Caso concreto adaptado.
José, professor universitário, durante anos escondeu uma câmera em determinado local da universidade, capturando imagens íntimas de alunas, servidoras e de uma funcionária terceirizada, e armazenando o conteúdo em um HD Externo.
Certo dia, um aluno da universidade descobriu o conteúdo e se apropriou do HD Externo, o entregando à reitoria da universidade.
José poderá ser demitido?
Sim, pois trata-se de incontinência pública e conduta escandalosa.
Desnecessidade de verificar se houve crime de assédio sexual para efeitos de condenação no processo administrativo.
Cabe ressaltar que “as instâncias cível, penal e administrativa são independentes. Desse modo, a sentença penal absolutória por ausência de provas do ora recorrente não repercute no exame do residual administrativo que envolve os fatos narrados” (AR 6.596/BA, relator Ministro Mauro Campbell Marques, Primeira Seção, DJe 29/11/2021).
Dessa forma, apresentam-se desnecessárias maiores considerações a respeito de a conduta narrada no Processo Administrativo Disciplinar – PAD caracterizar, ou não, o crime de assédio sexual previsto no art. 216-A do Código Penal (“Constranger alguém com o intuito de obter vantagem ou favorecimento sexual, prevalecendo-se o agente da sua condição de superior hierárquico ou ascendência inerentes ao exercício de emprego, cargo ou função”), haja vista que não foi esse o fundamento da sanção de demissão, e sim a conclusão de que a conduta imputada ao recorrente se subsume ao disposto no art. 132, V, da Lei n. 8.112/1990, qual seja: incontinência pública e conduta escandalosa.
Incontinência pública e conduta escandalosa.

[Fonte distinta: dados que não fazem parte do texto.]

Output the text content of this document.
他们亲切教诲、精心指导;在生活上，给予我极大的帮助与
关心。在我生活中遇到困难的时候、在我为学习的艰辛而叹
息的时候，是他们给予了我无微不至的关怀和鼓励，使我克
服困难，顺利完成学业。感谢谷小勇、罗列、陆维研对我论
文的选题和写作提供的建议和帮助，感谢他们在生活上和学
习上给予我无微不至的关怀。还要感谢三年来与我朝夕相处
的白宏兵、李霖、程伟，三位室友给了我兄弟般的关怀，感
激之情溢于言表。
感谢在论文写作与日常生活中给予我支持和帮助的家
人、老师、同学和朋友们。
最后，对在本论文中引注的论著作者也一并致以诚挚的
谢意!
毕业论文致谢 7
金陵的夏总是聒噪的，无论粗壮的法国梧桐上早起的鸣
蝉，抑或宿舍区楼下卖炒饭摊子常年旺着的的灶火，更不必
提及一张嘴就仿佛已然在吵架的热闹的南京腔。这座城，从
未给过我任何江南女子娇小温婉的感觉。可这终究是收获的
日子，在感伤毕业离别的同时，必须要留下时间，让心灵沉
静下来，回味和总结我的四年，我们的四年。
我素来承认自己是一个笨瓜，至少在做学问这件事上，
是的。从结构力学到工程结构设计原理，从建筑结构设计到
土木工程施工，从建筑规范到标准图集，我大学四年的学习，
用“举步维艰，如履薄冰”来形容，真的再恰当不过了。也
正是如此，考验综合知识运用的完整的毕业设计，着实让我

A incontinência pública é o comportamento de natureza grave, tido como indecente, que ocorre de forma habitual, ostensiva e em público.
Conquanto se apresente correta a assertiva de que, para justificar a aplicação da pena de demissão, a incontinência praticada pelo servidor deva ser, além de pública, também escandalosa e grave, há que se ressaltar que a “conduta escandalosa”, como referida no dispositivo legal em tela, possui natureza autônoma, ostentando, via de consequência, requisitos próprios.
De fato, a conduta escandalosa refere-se àquela que, embora também ofenda a moral administrativa, pode ocorrer de forma pública ou às ocultas, reservadamente, mas que em momento posterior chega ao conhecimento da Administração.
Nesse contexto, a conduta praticada pelo ora recorrente – que “filmava, por meio de câmera escondida, alunas, servidoras e funcionárias terceirizadas”, realmente caracteriza a infração prevista no art. 132, V, parte final, da Lei n. 8.112/1990, o que atrai a pena de demissão do servidor público. STJ. REsp 2.006.738-PE, Rel. Ministro Sérgio Kukina, Primeira Turma, por unanimidade, julgado em 14/2/2023 (info 764).